In Sept., 2017, Hurricane Maria, the strongest hurricane to hit the island in almost a century, devastated the Puerto Rico's agriculture and infrastructure, especially its aging electrical power system, which took more than a year to repair. Although 64 deaths were initially officially attributed to the storm, that was revised after a study to 2,975, with many resulting in the weeks after the storm as a result of impacts on medical care and infrastructure. In the immediate aftermath, an estimated 185,000 people (more than 5% of the population) relocated to the mainland United States, with most of them remaining there a year later.

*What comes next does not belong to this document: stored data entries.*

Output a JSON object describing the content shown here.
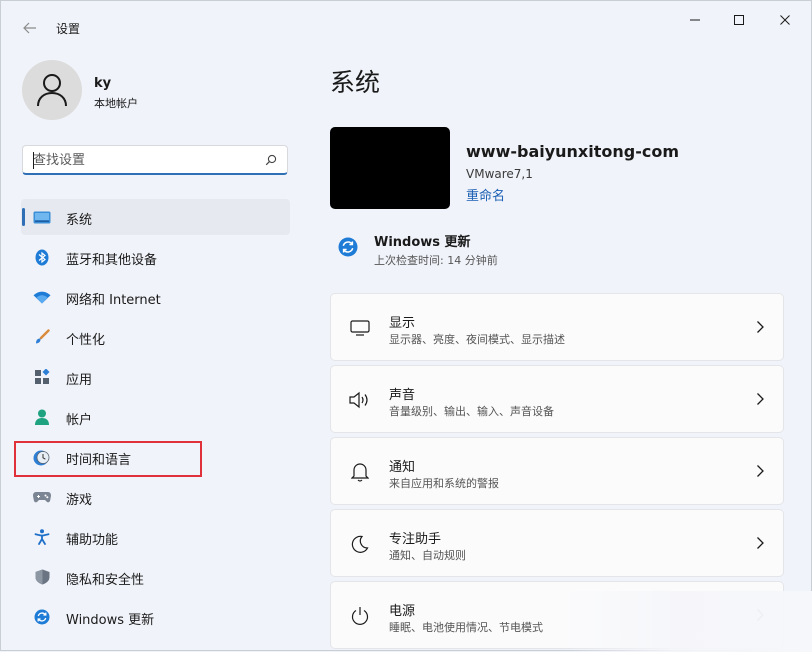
{
  "window": {
    "title": "设置"
  },
  "profile": {
    "name": "ky",
    "account_type": "本地帐户"
  },
  "search": {
    "placeholder": "查找设置"
  },
  "sidebar": {
    "items": [
      {
        "label": "系统",
        "icon": "system-display-icon",
        "active": true
      },
      {
        "label": "蓝牙和其他设备",
        "icon": "bluetooth-icon"
      },
      {
        "label": "网络和 Internet",
        "icon": "wifi-icon"
      },
      {
        "label": "个性化",
        "icon": "brush-icon"
      },
      {
        "label": "应用",
        "icon": "apps-icon"
      },
      {
        "label": "帐户",
        "icon": "account-icon"
      },
      {
        "label": "时间和语言",
        "icon": "clock-globe-icon",
        "highlighted": true
      },
      {
        "label": "游戏",
        "icon": "gamepad-icon"
      },
      {
        "label": "辅助功能",
        "icon": "accessibility-icon"
      },
      {
        "label": "隐私和安全性",
        "icon": "shield-icon"
      },
      {
        "label": "Windows 更新",
        "icon": "update-icon"
      }
    ]
  },
  "main": {
    "title": "系统",
    "device": {
      "name": "www-baiyunxitong-com",
      "model": "VMware7,1",
      "rename_label": "重命名"
    },
    "update": {
      "title": "Windows 更新",
      "subtitle": "上次检查时间: 14 分钟前"
    },
    "cards": [
      {
        "title": "显示",
        "subtitle": "显示器、亮度、夜间模式、显示描述",
        "icon": "monitor-icon"
      },
      {
        "title": "声音",
        "subtitle": "音量级别、输出、输入、声音设备",
        "icon": "speaker-icon"
      },
      {
        "title": "通知",
        "subtitle": "来自应用和系统的警报",
        "icon": "bell-icon"
      },
      {
        "title": "专注助手",
        "subtitle": "通知、自动规则",
        "icon": "moon-icon"
      },
      {
        "title": "电源",
        "subtitle": "睡眠、电池使用情况、节电模式",
        "icon": "power-icon"
      }
    ]
  },
  "colors": {
    "accent": "#2f6fb5",
    "link": "#1b5fb4",
    "highlight_border": "#e0303a",
    "background": "#f0f3f9"
  }
}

Widespread protests provoked by a leaked chat marked by sexist, homophobic, and other insulting comments led to Rosselló's resignation in Aug., 2019. Wanda Vázquez, the secretary of justice, succeeded him, after the swearing in of Pedro Pierluisi, the not-yet-confirmed secretary of state, was ruled unconstitutional. A series of earthquakes in Dec., 2019–Aug., 2020, many of them magnitude 4.5 or greater, affected SW Puerto Rico, causing more than $100 million in damage. Pierluisi, the New Progressive candidate, was narrowly election governor in 2020 with only a third of the vote; a majority voted in favor of statehood in a nonbinding referendum.